Enfant, je rêvais trop. J’imaginais beaucoup. Vous savez, des petites choses inutiles comme d’avoir un vélo, des vêtements neufs et des parents qui ne se chicanent pas pour de l’argent.
Enfant, j’avais des rêves trop grands. Je voulais aller à l’université, jouer du violon, danser le ballet. Au lieu, j’allais à la bibliothèque. J’ouvrais des livres où les personnages faisaient tout ça. Toutes ces vies impossibles, le temps de quelques pages, m’offraient leur possible.
Puis, la nuit, j’effaçais leurs histoires avec mes larmes et des mots rangés sous le matelas. Je m’endormais avec la fenêtre ouverte sur le boulevard, les étoiles et l’odeur des pots d’échappement. Le ressac du passage des voitures me berçait.

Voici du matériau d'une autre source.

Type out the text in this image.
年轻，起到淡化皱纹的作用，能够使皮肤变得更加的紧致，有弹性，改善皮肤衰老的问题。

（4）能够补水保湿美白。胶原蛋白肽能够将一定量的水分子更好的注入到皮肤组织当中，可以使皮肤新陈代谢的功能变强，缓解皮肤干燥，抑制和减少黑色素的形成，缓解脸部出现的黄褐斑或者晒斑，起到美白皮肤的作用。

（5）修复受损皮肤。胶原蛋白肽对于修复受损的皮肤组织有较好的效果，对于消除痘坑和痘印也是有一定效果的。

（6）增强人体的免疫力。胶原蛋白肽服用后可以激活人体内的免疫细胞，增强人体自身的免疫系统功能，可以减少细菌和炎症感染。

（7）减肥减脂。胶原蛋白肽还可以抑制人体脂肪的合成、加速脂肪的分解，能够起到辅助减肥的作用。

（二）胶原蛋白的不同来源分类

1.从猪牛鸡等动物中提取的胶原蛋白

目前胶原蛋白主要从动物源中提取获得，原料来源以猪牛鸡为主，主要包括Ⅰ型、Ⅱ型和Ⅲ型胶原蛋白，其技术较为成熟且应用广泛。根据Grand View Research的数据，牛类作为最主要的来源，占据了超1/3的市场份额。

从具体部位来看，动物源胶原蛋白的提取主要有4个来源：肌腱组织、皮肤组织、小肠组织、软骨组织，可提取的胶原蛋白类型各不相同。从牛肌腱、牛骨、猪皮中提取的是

Si ce que j’avais était petit, mon bonheur imaginaire, lui, était si GRAND.
Au lieu d’avoir, j’avais appris à voir. Je mettais dans mes yeux toutes sortes de choses. Maman peignait dans sa tête. Moi, j’écrivais.

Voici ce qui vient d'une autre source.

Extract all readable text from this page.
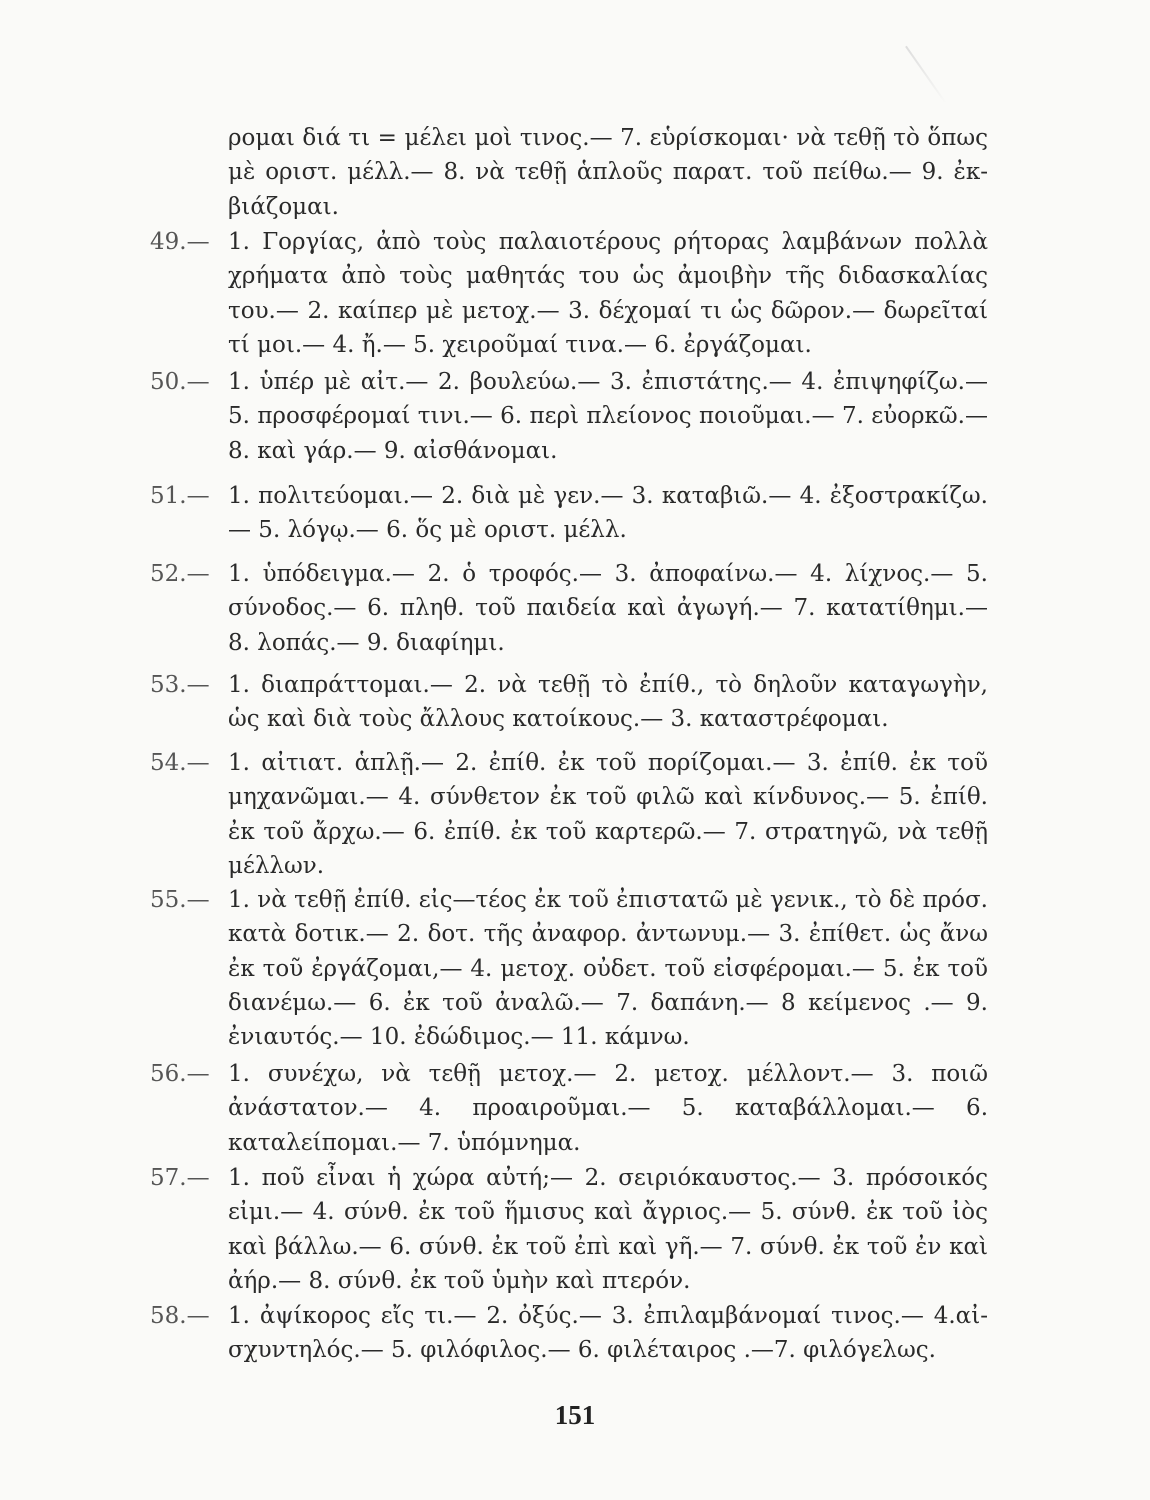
ρομαι διά τι = μέλει μοὶ τινος.— 7. εὑρίσκομαι· νὰ τεθῇ τὸ ὅπως μὲ οριστ. μέλλ.— 8. νὰ τεθῇ ἁπλοῦς παρατ. τοῦ πείθω.— 9. ἐκβιάζομαι.
49.— 1. Γοργίας, ἀπὸ τοὺς παλαιοτέρους ρήτορας λαμβάνων πολλὰ χρήματα ἀπὸ τοὺς μαθητάς του ὡς ἀμοιβὴν τῆς διδασκαλίας του.— 2. καίπερ μὲ μετοχ.— 3. δέχομαί τι ὡς δῶρον.— δωρεῖταί τί μοι.— 4. ἤ.— 5. χειροῦμαί τινα.— 6. ἐργάζομαι.
50.— 1. ὑπέρ μὲ αἰτ.— 2. βουλεύω.— 3. ἐπιστάτης.— 4. ἐπιψηφίζω.— 5. προσφέρομαί τινι.— 6. περὶ πλείονος ποιοῦμαι.— 7. εὐορκῶ.— 8. καὶ γάρ.— 9. αἰσθάνομαι.
51.— 1. πολιτεύομαι.— 2. διὰ μὲ γεν.— 3. καταβιῶ.— 4. ἐξοστρακίζω.— 5. λόγῳ.— 6. ὅς μὲ οριστ. μέλλ.
52.— 1. ὑπόδειγμα.— 2. ὁ τροφός.— 3. ἀποφαίνω.— 4. λίχνος.— 5. σύνοδος.— 6. πληθ. τοῦ παιδεία καὶ ἀγωγή.— 7. κατατίθημι.— 8. λοπάς.— 9. διαφίημι.
53.— 1. διαπράττομαι.— 2. νὰ τεθῇ τὸ ἐπίθ., τὸ δηλοῦν καταγωγὴν, ὡς καὶ διὰ τοὺς ἄλλους κατοίκους.— 3. καταστρέφομαι.
54.— 1. αἰτιατ. ἁπλῇ.— 2. ἐπίθ. ἐκ τοῦ πορίζομαι.— 3. ἐπίθ. ἐκ τοῦ μηχανῶμαι.— 4. σύνθετον ἐκ τοῦ φιλῶ καὶ κίνδυνος.— 5. ἐπίθ. ἐκ τοῦ ἄρχω.— 6. ἐπίθ. ἐκ τοῦ καρτερῶ.— 7. στρατηγῶ, νὰ τεθῇ μέλλων.
55.— 1. νὰ τεθῇ ἐπίθ. εἰς—τέος ἐκ τοῦ ἐπιστατῶ μὲ γενικ., τὸ δὲ πρόσ. κατὰ δοτικ.— 2. δοτ. τῆς ἀναφορ. ἀντωνυμ.— 3. ἐπίθετ. ὡς ἄνω ἐκ τοῦ ἐργάζομαι,— 4. μετοχ. οὐδετ. τοῦ εἰσφέρομαι.— 5. ἐκ τοῦ διανέμω.— 6. ἐκ τοῦ ἀναλῶ.— 7. δαπάνη.— 8 κείμενος .— 9. ἐνιαυτός.— 10. ἐδώδιμος.— 11. κάμνω.
56.— 1. συνέχω, νὰ τεθῇ μετοχ.— 2. μετοχ. μέλλοντ.— 3. ποιῶ ἀνάστατον.— 4. προαιροῦμαι.— 5. καταβάλλομαι.— 6. καταλείπομαι.— 7. ὑπόμνημα.
57.— 1. ποῦ εἶναι ἡ χώρα αὐτή;— 2. σειριόκαυστος.— 3. πρόσοικός εἰμι.— 4. σύνθ. ἐκ τοῦ ἥμισυς καὶ ἄγριος.— 5. σύνθ. ἐκ τοῦ ἰὸς καὶ βάλλω.— 6. σύνθ. ἐκ τοῦ ἐπὶ καὶ γῆ.— 7. σύνθ. ἐκ τοῦ ἐν καὶ ἀήρ.— 8. σύνθ. ἐκ τοῦ ὑμὴν καὶ πτερόν.
58.— 1. ἀψίκορος εἴς τι.— 2. ὀξύς.— 3. ἐπιλαμβάνομαί τινος.— 4.αἰσχυντηλός.— 5. φιλόφιλος.— 6. φιλέταιρος .—7. φιλόγελως.
151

Je voyais bien que nous menions une vie pas ordinaire. Je voyais bien que les tableaux que maman fabriquait la nuit, au sortir de sa job de cuisinière-qui-nourrissait-les-riches, la tuaient (un cancer allait l’achever, en effet, quelques années plus tard).
Je voyais bien, aussi, que les vieux livres s’accumulaient au lieu de se vendre dans la bouquinerie lilliputienne de papa. Je voyais bien qu’on riait de notre vieux linge du comptoir Emmaüs, que les paniers de denrées périmés distribués par l’Armée du Salut goûtaient surtout la honte.

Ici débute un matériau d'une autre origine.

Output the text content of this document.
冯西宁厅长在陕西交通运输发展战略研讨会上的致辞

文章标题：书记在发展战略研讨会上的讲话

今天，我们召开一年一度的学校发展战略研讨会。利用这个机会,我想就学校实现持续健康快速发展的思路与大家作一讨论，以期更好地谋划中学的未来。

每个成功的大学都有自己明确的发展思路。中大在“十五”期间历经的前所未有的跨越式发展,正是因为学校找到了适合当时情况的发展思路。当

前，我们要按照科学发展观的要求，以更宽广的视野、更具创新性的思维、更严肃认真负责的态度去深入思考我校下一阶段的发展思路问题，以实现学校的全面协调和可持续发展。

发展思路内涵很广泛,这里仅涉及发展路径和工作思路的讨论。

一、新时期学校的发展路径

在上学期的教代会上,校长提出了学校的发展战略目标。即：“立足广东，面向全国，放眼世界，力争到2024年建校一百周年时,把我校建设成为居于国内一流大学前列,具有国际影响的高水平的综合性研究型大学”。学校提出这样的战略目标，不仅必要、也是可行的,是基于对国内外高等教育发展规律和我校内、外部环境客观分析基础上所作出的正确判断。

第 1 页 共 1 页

Alors à 11 ans, déjà, je travaillais. Je ne gardais pas pour le fun, comme dans les romans Le Club des Baby-Sitters, mais pour me payer des vêtements corrects, de la bouffe à la cafétéria et pour aller à l’école, plus tard.
Pourtant, à l’université, il me fallu arrimer deux jobs avec mes cours, payer un appartement, trouver de la nourriture et des miettes de sommeil. Et essayer d’étudier, surtout, à travers tout ça.
J’avais le service financier aux trousses, à cause des frais de scolarité en souffrance. À vingt ans, déjà j’avais des dettes de GRANDE.
Alors, j’ai écouté ce qu’on me répétait. J’ai trouvé comment rembourser ce que je devais. J’ai abandonné mes études universitaires (et ma soif de connaissances, et mes rêves et mes aspirations de petite fille). Je suis devenue ADULTE.
Je ne suis jamais devenue auteure comme je le désirais. Ni photojournaliste, ni professeure de littérature. Rien de ça. J’ai payé mes comptes.
Je suis maintenant maman et j’ai peur.
Peur de ne pas offrir l’avenir auquel mon enfant aspire.
Peur de devoir la priver d’université.
Peur de lui apprendre que l’ambition, c’est fait pour les riches pas pour les gens démunis.
Le Québec a aussi son tiers-monde. On n’en parle juste pas (ou peu).
En écrivant ce billet, je suis tombée sur cette étude de Banques alimentaires Québec.
Au Québec, en 2013, on a observé une hausse des demandes d’aide alimentaire.
Pensez-vous qu’on devrait agir davantage contre la pauvreté?